"Va vers ton risque"

, par La Fédé

Suite aux discussions de la Fédération des arts de la rue sur les questions de sûreté/ sécurité, Antoine Le Ménestrel nous livre quelques impressions et expériences utilisant les métaphores de l’escalade, son univers.

“Impose ta chance, serre ton bonheur et va vers ton risque. À te regarder, ils s’habitueront.”
René Char

Lignes de Vie

La responsabilité ne se partage pas comme des parts d’un fardeau. Nous avons une part de responsabilité individuelle, je fais mon nœud d’encordement et je le verifie. Nous avons une part de responsabilité collective, je vérifie le noœud de mon compagnon de cordée . C’est ensemble que nous arriverons au sommet. Si l’un disparaît, je ne serai pas capable de revenir...
Le partage est mon sommet. Nous sommes nourris de culture judéo-chrétienne. Dans la Genèse et l’histoire de la chute, l’homme reporte la faute sur la femme qui reporte la faute sur le serpent ; nous n’assumons pas notre part de responsabilité.
Le risque est subjectif.

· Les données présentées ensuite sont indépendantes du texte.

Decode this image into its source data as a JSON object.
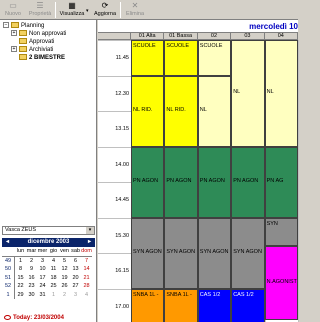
{
  "toolbar": {
    "buttons": [
      {
        "label": "Nuovo",
        "icon": "new-icon",
        "enabled": false
      },
      {
        "label": "Proprietà",
        "icon": "properties-icon",
        "enabled": false
      },
      {
        "label": "Visualizza",
        "icon": "view-icon",
        "enabled": true
      },
      {
        "label": "Aggiorna",
        "icon": "refresh-icon",
        "enabled": true
      },
      {
        "label": "Elimina",
        "icon": "delete-icon",
        "enabled": false
      }
    ]
  },
  "tree": {
    "items": [
      {
        "label": "Planning",
        "level": 0,
        "expanded": true
      },
      {
        "label": "Non approvati",
        "level": 1
      },
      {
        "label": "Approvati",
        "level": 1
      },
      {
        "label": "Archiviati",
        "level": 1
      },
      {
        "label": "2 BIMESTRE",
        "level": 1,
        "bold": true
      }
    ]
  },
  "room_select": {
    "value": "Vasca ZEUS"
  },
  "calendar": {
    "month_label": "dicembre 2003",
    "dow": [
      "lun",
      "mar",
      "mer",
      "gio",
      "ven",
      "sab",
      "dom"
    ],
    "weeks": [
      {
        "wk": "49",
        "days": [
          "1",
          "2",
          "3",
          "4",
          "5",
          "6",
          "7"
        ]
      },
      {
        "wk": "50",
        "days": [
          "8",
          "9",
          "10",
          "11",
          "12",
          "13",
          "14"
        ]
      },
      {
        "wk": "51",
        "days": [
          "15",
          "16",
          "17",
          "18",
          "19",
          "20",
          "21"
        ]
      },
      {
        "wk": "52",
        "days": [
          "22",
          "23",
          "24",
          "25",
          "26",
          "27",
          "28"
        ]
      },
      {
        "wk": "1",
        "days": [
          "29",
          "30",
          "31",
          "1",
          "2",
          "3",
          "4"
        ]
      }
    ],
    "today_label": "Today: 23/03/2004"
  },
  "schedule": {
    "date_title": "mercoledì 10",
    "columns": [
      "01 Alta",
      "01 Bassa",
      "02",
      "03",
      "04"
    ],
    "hours": [
      "11.45",
      "12.30",
      "13.15",
      "14.00",
      "14.45",
      "15.30",
      "16.15",
      "17.00"
    ],
    "events": [
      {
        "col": 0,
        "start": 0,
        "end": 1,
        "label": "SCUOLE",
        "color": "#ffff00"
      },
      {
        "col": 1,
        "start": 0,
        "end": 1,
        "label": "SCUOLE",
        "color": "#ffff00"
      },
      {
        "col": 2,
        "start": 0,
        "end": 1,
        "label": "SCUOLE",
        "color": "#ffffc0"
      },
      {
        "col": 0,
        "start": 1,
        "end": 3,
        "label": "NL RID.",
        "color": "#ffff00"
      },
      {
        "col": 1,
        "start": 1,
        "end": 3,
        "label": "NL RID.",
        "color": "#ffff00"
      },
      {
        "col": 2,
        "start": 1,
        "end": 3,
        "label": "NL",
        "color": "#ffffc0"
      },
      {
        "col": 3,
        "start": 0,
        "end": 3,
        "label": "NL",
        "color": "#ffffc0"
      },
      {
        "col": 4,
        "start": 0,
        "end": 3,
        "label": "NL",
        "color": "#ffffc0"
      },
      {
        "col": 0,
        "start": 3,
        "end": 5,
        "label": "PN AGON",
        "color": "#2e8b57"
      },
      {
        "col": 1,
        "start": 3,
        "end": 5,
        "label": "PN AGON",
        "color": "#2e8b57"
      },
      {
        "col": 2,
        "start": 3,
        "end": 5,
        "label": "PN AGON",
        "color": "#2e8b57"
      },
      {
        "col": 3,
        "start": 3,
        "end": 5,
        "label": "PN AGON",
        "color": "#2e8b57"
      },
      {
        "col": 4,
        "start": 3,
        "end": 5,
        "label": "PN AG",
        "color": "#2e8b57"
      },
      {
        "col": 0,
        "start": 5,
        "end": 7,
        "label": "SYN AGON",
        "color": "#8c8c8c"
      },
      {
        "col": 1,
        "start": 5,
        "end": 7,
        "label": "SYN AGON",
        "color": "#8c8c8c"
      },
      {
        "col": 2,
        "start": 5,
        "end": 7,
        "label": "SYN AGON",
        "color": "#8c8c8c"
      },
      {
        "col": 3,
        "start": 5,
        "end": 7,
        "label": "SYN AGON",
        "color": "#8c8c8c"
      },
      {
        "col": 4,
        "start": 5,
        "end": 5.8,
        "label": "SYN",
        "color": "#8c8c8c"
      },
      {
        "col": 4,
        "start": 5.8,
        "end": 7.9,
        "label": "N.AGONIST",
        "color": "#ff00ff"
      },
      {
        "col": 0,
        "start": 7,
        "end": 8,
        "label": "SNBA 1L -",
        "color": "#ff9900"
      },
      {
        "col": 1,
        "start": 7,
        "end": 8,
        "label": "SNBA 1L -",
        "color": "#ff9900"
      },
      {
        "col": 2,
        "start": 7,
        "end": 8,
        "label": "CAS 1/2",
        "color": "#0000ff",
        "text_color": "#ffffff"
      },
      {
        "col": 3,
        "start": 7,
        "end": 8,
        "label": "CAS 1/2",
        "color": "#0000ff",
        "text_color": "#ffffff"
      }
    ]
  }
}
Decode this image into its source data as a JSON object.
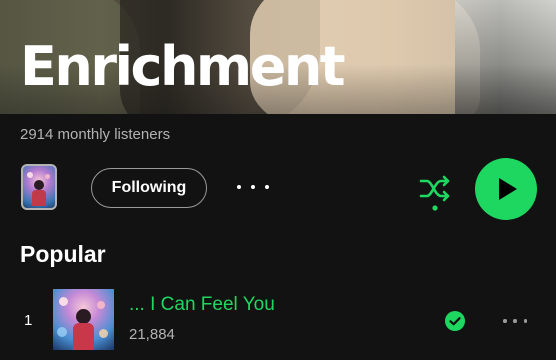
{
  "artist": {
    "name": "Enrichment",
    "monthly_listeners": "2914 monthly listeners"
  },
  "actions": {
    "follow_label": "Following",
    "more_icon": "more-horizontal-icon",
    "shuffle_icon": "shuffle-icon",
    "play_icon": "play-icon",
    "accent_color": "#1ed760"
  },
  "popular": {
    "section_title": "Popular",
    "tracks": [
      {
        "rank": "1",
        "title": "... I Can Feel You",
        "plays": "21,884",
        "saved_icon": "check-circle-icon",
        "more_icon": "more-horizontal-icon"
      }
    ]
  }
}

Grimper au premier étage est mon quotidien, c’est impensable pour la plus part. Lorsque je prends un risque, j’engage toujours d’autre personne. La personne qui m’assure, mes proches... Une prise de risque a toujours une part qui implique d’autres personnes. Spectateurs, artistes, techniciens, organisateurs, élus font cordée, nos prises de risque sont différentes et pourtant nous partageons un même but.
Si j’ai peur en escalade, car les points d’ancrage ne sont pas certains de tenir. C’est normal d’avoir peur. Ma peur veut m’ apprendre quelques choses je dois modifier soit mon environnement soit me modifier.
J’ai plusieurs choix possibles :
Je ne grimpe plus.
Je peux grimper en pensant que "ça passe ou cela casse", mais un jour ou l’autre "lorsque l’on tire sur la corde" elle finit par casser.
Je peux modifier mon environnement matériel, je place des scellements comme points d’ancrage inarrachable.
Je peux me changer et je décide de grimper en me concentrant d’avantage sur mon escalade.
Je peux aussi densifier ma relation avec mon compagnon de cordée, en développant notre relation de confiance.

Florilège :
Les barrières n’arrêtent pas les peurs
La pandémie de la peur va nous rendre malade
Ayons peur, c’est bon pour l’imagination
Rassurons la sécurité
Encordé, mais libre
L’espace en prison
Enchaînez nos responsabilités
Le risque est vivant
Libérez le risque
Vive le risque

La Bourse ou la vie ©XavierBoutin

Face aux mesures, face aux barrières, je jouerais sur les barrières, je fais du spectacle avec l’espace public et non dans l’espace public. L’acte artistique est pour moi plus important que Le spectacle. Le chemin pour gravir la montagne est plus importante que le sommet : il y a 30 ans j’ai participé à l’invention de l’escalade libre, elle valorise la relation entre le corps et le minéral elle devient plus que la conquête du sommet. Au moyen-âge Les troubadours ont inventé l’amour courtois qui valorise l’approche de la femme. L’acte n’est plus le but, faire la cour rend créatif. Mon but est le chemin créatif et amoureux. Je cherche à sortir de la dictature du sommet et de la dictature du spectacle. Le spectacle à la différence du sommet est sans fin. Je suis "dans un processus interactif par lequel les personnes et les communautés, tout en préservant leurs spécificités individuelles et leurs différences expriment la culture de l’humanité", tout en étant responsable de leurs actes et conscients de leurs interdépendances.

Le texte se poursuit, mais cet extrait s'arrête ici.